Gene structure and genomic Southern blot analysis of J3-crystallin. (a) The J3-crystallin gene was cloned as follows. Five identical 2.2-kbp genomic fragments (G₁) were obtained from an EcoRI genomic library by using J3-crystallin cDNA as a probe. Next, a 4.7-kbp clone (G₂) was obtained from a XbaI genomic library by screening with G₁. Partial sequencing and PCR with primers derived from the J3-crystallin cDNA were used to identify part of exon 2 and all of exon 3 in G₁ and exons 2 and 3 in G₂. Exons 4–7 were identified on a 7.4-kbp clone (G₃) that was obtained from the XbaI library by screening with three deoxyoligonucleotides (5′-gagtgcgagaacatagtgcga-3′; 5′-ctgtaattattcgaaggaaag-3′; 5′ctgtgcagtgctgggctact-3′) derived further downstream on the J3-crystallin cDNA. The 5′ end of the J3-crystallin gene was determined by cloning a PCR product using primers with EcoRI linkers on their ends. The 5′ primer was derived from the beginning of the cDNA and the 3′ primer was derived from the 5′ end of G₂. The resulting clone (G₄) contained exon 1 at its 5′ end. (b) Southern blot of genomic J3-crystallin sequences. Lane 1, J3-crystallin cDNA probe; lanes 2 and 4, G₁ probe; lane 3, G₄ probe.

Figure 5

J3 and J1A-crystallin gene expression in adult jellyfish rhopalia and tentacles. In situ hybridization on whole jellyfish (a–c, j–l) and cryosections (d–i). J3-crystallin (a, d, g, j) and J1A-crystallin (c, f, i, l) antisense riboprobes; J3-crystallin sense riboprobe (b, e, h, k).
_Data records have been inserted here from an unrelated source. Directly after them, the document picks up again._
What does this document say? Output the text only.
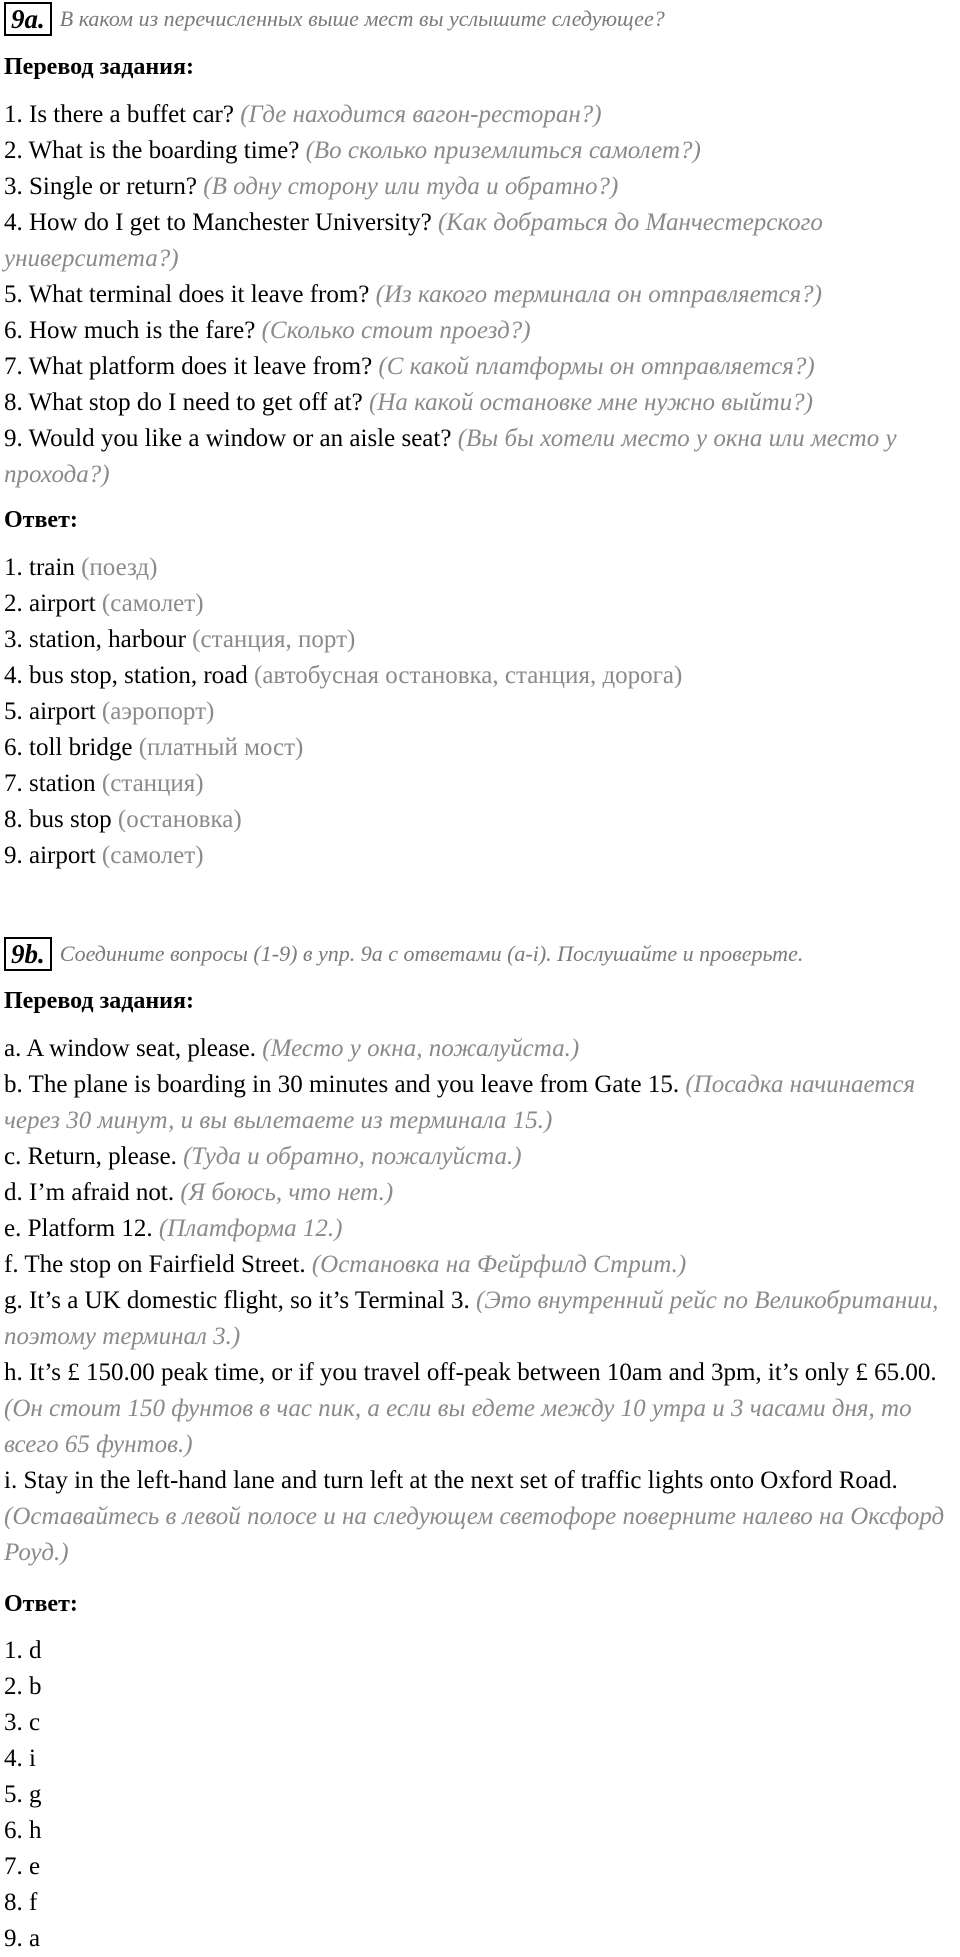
9a. В каком из перечисленных выше мест вы услышите следующее?
Перевод задания:
1. Is there a buffet car? (Где находится вагон-ресторан?)
2. What is the boarding time? (Во сколько приземлиться самолет?)
3. Single or return? (В одну сторону или туда и обратно?)
4. How do I get to Manchester University? (Как добраться до Манчестерского университета?)
5. What terminal does it leave from? (Из какого терминала он отправляется?)
6. How much is the fare? (Сколько стоит проезд?)
7. What platform does it leave from? (С какой платформы он отправляется?)
8. What stop do I need to get off at? (На какой остановке мне нужно выйти?)
9. Would you like a window or an aisle seat? (Вы бы хотели место у окна или место у прохода?)
Ответ:
1. train (поезд)
2. airport (самолет)
3. station, harbour (станция, порт)
4. bus stop, station, road (автобусная остановка, станция, дорога)
5. airport (аэропорт)
6. toll bridge (платный мост)
7. station (станция)
8. bus stop (остановка)
9. airport (самолет)
9b. Соедините вопросы (1-9) в упр. 9а с ответами (a-i). Послушайте и проверьте.
Перевод задания:
a. A window seat, please. (Место у окна, пожалуйста.)
b. The plane is boarding in 30 minutes and you leave from Gate 15. (Посадка начинается через 30 минут, и вы вылетаете из терминала 15.)
c. Return, please. (Туда и обратно, пожалуйста.)
d. I’m afraid not. (Я боюсь, что нет.)
e. Platform 12. (Платформа 12.)
f. The stop on Fairfield Street. (Остановка на Фейрфилд Стрит.)
g. It’s a UK domestic flight, so it’s Terminal 3. (Это внутренний рейс по Великобритании, поэтому терминал 3.)
h. It’s £ 150.00 peak time, or if you travel off-peak between 10am and 3pm, it’s only £ 65.00. (Он стоит 150 фунтов в час пик, а если вы едете между 10 утра и 3 часами дня, то всего 65 фунтов.)
i. Stay in the left-hand lane and turn left at the next set of traffic lights onto Oxford Road. (Оставайтесь в левой полосе и на следующем светофоре поверните налево на Оксфорд Роуд.)
Ответ:
1. d
2. b
3. c
4. i
5. g
6. h
7. e
8. f
9. a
R, rhopalium; L, lens of large ocellus; SL, lens of small ocellus. (a, b, c) Arrows point to the surface of the lens of the large ocellus. (g, h, i) Arrowheads point to the tissue surrounding the lumen of the statocyst. (g) Arrows point to the staining in the outer aspect of the pigmented region of the ocellus. (j) Arrow points to the tip of a tentacle.